Part of my aphid problem was too few ladybugs, but I found a promising sight while planting cucumbers last week: little alligator-shaped, orange-and-black ladybug larvae on the walls of the raised beds. And yet still more larvae, but older ones that had progressed further into their metamorphosis – little balls of orange and black stuck to the wood. There will not be too few ladybugs this year.

In nature, the number of predators always seems to catch up with the population of their food source. If we want to work with natural elements in our garden rather than against them, we have to be patient and allow time for everything to balance. This is why I don't use chemicals.

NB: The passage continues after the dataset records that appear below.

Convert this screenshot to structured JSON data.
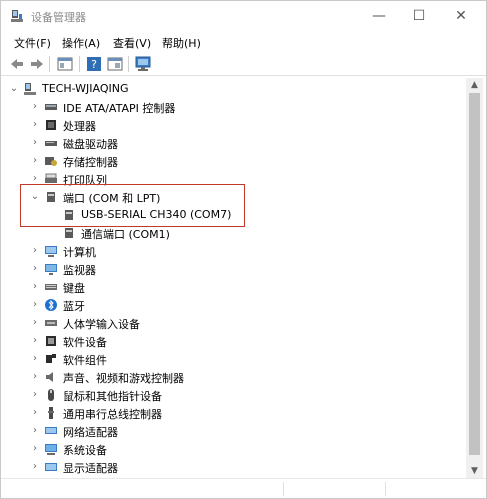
{
  "window": {
    "title": "设备管理器",
    "min_glyph": "—",
    "max_glyph": "☐",
    "close_glyph": "✕"
  },
  "menu": {
    "items": [
      "文件(F)",
      "操作(A)",
      "查看(V)",
      "帮助(H)"
    ]
  },
  "tree": {
    "root": "TECH-WJIAQING",
    "items": [
      {
        "label": "IDE ATA/ATAPI 控制器",
        "icon": "ide-controller-icon",
        "expanded": false
      },
      {
        "label": "处理器",
        "icon": "processor-icon",
        "expanded": false
      },
      {
        "label": "磁盘驱动器",
        "icon": "disk-drive-icon",
        "expanded": false
      },
      {
        "label": "存储控制器",
        "icon": "storage-controller-icon",
        "expanded": false
      },
      {
        "label": "打印队列",
        "icon": "print-queue-icon",
        "expanded": false
      },
      {
        "label": "端口 (COM 和 LPT)",
        "icon": "port-icon",
        "expanded": true
      },
      {
        "label": "USB-SERIAL CH340 (COM7)",
        "icon": "port-icon",
        "child": true
      },
      {
        "label": "通信端口 (COM1)",
        "icon": "port-icon",
        "child": true
      },
      {
        "label": "计算机",
        "icon": "computer-icon",
        "expanded": false
      },
      {
        "label": "监视器",
        "icon": "monitor-icon",
        "expanded": false
      },
      {
        "label": "键盘",
        "icon": "keyboard-icon",
        "expanded": false
      },
      {
        "label": "蓝牙",
        "icon": "bluetooth-icon",
        "expanded": false
      },
      {
        "label": "人体学输入设备",
        "icon": "hid-icon",
        "expanded": false
      },
      {
        "label": "软件设备",
        "icon": "software-device-icon",
        "expanded": false
      },
      {
        "label": "软件组件",
        "icon": "software-component-icon",
        "expanded": false
      },
      {
        "label": "声音、视频和游戏控制器",
        "icon": "sound-icon",
        "expanded": false
      },
      {
        "label": "鼠标和其他指针设备",
        "icon": "mouse-icon",
        "expanded": false
      },
      {
        "label": "通用串行总线控制器",
        "icon": "usb-icon",
        "expanded": false
      },
      {
        "label": "网络适配器",
        "icon": "network-adapter-icon",
        "expanded": false
      },
      {
        "label": "系统设备",
        "icon": "system-device-icon",
        "expanded": false
      },
      {
        "label": "显示适配器",
        "icon": "display-adapter-icon",
        "expanded": false
      }
    ]
  },
  "colors": {
    "highlight": "#c0392b",
    "accent": "#0078d7"
  }
}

What's more, I spotted bees gathering nectar from some flowering turnip greens that were growing in my pathways from seed dropped the year before. The bees and the ladybugs and the butterflies that have already made their home in my garden are no less than extra workers helping me out. To kill them as collateral damage from even just one dose of chemical pesticides would make my work even harder.

But even if the bees, the ladybugs, and the swallowtail and monarch butterflies were of no benefit to me or my garden, I can't accept the notion of killing them off. They are beautiful, and my mood is lifted when I see them. They inhabited the land before I ever showed up, and I have no right to displace them or to rob future generations of the tangible and spiritual benefits of these creatures.